Demedik!

Bu ülkede tuhaf bir kitle var. Her şeyi işlerine geldiği gibi yorumlayan, yüz yüze geldiğinizde yeryüzünün en insaflı, en mantıklı, en vicdanlı, en makul insanları gibi görünen, lakin gazete ve televizyonlarında yahut seçim meydanlarında birdenbire inanılmaz bir değişim-dönüşüm yaşayan, bir anda önceki tanımların tamamen dışına çıkan bir kitle.

Üstelik doğruya-yalana, kırıp-dökmeye aldırmayan, kendi kendilerini maskara etmeyi göze alan bir kitle bu...

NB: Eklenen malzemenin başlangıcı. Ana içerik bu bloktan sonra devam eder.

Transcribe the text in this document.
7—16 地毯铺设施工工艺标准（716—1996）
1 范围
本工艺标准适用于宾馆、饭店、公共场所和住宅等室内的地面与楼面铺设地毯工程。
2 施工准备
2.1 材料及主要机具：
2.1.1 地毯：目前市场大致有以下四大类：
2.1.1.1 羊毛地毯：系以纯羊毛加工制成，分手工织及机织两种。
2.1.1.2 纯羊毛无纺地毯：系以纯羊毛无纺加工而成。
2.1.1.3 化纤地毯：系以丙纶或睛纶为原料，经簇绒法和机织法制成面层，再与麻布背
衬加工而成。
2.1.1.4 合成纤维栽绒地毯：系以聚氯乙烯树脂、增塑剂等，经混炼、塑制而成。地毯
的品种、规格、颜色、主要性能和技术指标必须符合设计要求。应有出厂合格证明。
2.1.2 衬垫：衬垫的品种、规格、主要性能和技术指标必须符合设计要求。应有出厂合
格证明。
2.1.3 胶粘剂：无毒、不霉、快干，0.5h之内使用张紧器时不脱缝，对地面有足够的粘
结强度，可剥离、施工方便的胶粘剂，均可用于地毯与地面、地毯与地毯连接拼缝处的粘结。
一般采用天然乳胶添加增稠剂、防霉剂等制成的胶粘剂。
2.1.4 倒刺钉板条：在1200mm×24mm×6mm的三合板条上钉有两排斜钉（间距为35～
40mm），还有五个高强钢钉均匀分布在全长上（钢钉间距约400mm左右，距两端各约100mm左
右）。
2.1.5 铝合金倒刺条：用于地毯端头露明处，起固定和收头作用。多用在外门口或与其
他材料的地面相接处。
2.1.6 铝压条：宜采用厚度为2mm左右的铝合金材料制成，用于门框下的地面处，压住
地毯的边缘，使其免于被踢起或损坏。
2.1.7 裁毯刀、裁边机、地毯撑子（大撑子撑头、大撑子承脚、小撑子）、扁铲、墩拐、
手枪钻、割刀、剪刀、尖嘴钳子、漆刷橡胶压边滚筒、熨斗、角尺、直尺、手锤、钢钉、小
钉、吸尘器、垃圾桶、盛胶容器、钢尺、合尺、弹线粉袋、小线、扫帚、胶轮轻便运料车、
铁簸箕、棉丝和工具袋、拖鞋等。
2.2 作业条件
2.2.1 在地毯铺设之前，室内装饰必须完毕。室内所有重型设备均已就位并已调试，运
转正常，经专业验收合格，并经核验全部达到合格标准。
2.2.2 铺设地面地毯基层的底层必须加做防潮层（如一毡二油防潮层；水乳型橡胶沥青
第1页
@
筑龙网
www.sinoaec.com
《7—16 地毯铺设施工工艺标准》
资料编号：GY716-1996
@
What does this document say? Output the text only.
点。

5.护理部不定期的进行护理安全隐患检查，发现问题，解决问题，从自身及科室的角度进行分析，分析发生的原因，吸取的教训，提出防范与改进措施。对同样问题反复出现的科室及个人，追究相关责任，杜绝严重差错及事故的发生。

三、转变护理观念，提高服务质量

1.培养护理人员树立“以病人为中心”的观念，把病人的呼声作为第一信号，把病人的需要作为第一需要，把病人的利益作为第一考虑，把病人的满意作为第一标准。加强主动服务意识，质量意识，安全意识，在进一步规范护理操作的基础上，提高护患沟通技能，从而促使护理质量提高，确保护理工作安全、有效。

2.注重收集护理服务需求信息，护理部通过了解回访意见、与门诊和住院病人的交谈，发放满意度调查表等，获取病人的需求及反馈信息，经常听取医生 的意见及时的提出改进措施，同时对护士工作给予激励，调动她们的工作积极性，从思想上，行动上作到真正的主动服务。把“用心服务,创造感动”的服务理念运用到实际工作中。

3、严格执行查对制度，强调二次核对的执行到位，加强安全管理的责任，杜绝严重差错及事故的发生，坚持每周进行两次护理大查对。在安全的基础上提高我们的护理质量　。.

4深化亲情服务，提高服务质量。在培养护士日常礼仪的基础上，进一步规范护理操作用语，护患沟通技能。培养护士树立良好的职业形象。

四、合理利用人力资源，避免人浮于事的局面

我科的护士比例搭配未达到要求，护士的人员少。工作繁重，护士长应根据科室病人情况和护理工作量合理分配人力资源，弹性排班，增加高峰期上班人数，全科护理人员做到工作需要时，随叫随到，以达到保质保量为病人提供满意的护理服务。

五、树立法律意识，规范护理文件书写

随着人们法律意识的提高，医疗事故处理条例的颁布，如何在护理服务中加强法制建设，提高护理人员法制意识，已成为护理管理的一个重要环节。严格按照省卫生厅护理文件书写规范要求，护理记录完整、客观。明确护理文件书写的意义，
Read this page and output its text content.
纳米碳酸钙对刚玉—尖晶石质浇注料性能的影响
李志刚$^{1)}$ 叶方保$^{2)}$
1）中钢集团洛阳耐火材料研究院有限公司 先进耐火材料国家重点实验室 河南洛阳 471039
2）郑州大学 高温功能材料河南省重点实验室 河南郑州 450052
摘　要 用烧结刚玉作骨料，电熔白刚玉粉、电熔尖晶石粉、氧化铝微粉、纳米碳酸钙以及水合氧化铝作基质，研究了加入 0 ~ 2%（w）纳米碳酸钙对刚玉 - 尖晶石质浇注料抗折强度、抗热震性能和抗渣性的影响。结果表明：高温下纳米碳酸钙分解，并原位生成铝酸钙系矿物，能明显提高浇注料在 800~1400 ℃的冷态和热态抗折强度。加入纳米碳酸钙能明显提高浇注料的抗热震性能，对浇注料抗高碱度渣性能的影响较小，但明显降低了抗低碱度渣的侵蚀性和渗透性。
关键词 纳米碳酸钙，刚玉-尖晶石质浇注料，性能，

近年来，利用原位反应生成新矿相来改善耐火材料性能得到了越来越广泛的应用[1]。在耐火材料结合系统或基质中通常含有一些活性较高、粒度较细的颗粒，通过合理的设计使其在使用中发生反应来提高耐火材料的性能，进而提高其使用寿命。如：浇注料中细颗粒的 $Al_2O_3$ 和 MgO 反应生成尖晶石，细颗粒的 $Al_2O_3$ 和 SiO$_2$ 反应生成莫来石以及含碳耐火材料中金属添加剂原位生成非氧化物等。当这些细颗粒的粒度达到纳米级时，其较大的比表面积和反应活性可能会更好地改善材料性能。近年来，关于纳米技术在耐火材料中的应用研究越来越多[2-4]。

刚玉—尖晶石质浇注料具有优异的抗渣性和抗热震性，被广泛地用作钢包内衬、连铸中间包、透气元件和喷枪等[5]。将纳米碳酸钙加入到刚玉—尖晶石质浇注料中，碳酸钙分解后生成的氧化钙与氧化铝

Sayısal anlamda az olsalar bile, etki olarak hâlâ epey güçlü olan bir güruh bu. Hatta bir çeşit kendilerini memleketin sahibi, mahallenin ağır ağabeyi olarak görüyorlar. Bu nedenle ki, kendileri dışındaki herkesi nasihat edilecek, yanağı okşanacak, icabında ensesine ara sıra patlatılacak bir sürü olarak görüyorlar. Esasen bu kitleye ayar vermek, gazlarını almak, bozmak çok kolay. Bir tek ayna bulmak ve yüzlerine tutmak yeterli olabiliyor. Lakin, bazılarımız edepten, bazılarımız çalıyı dolanmayı tercih ettiğinden kimse bu azgın azınlığa bulaşmak, dalaşmak istemediğinden genelde kendilerini tepenin kralı olarak görürler. Oysa kolaydır gerçek yüzlerini göstermek. Kendilerine kendileri gibi davranmak yeter de artar bile...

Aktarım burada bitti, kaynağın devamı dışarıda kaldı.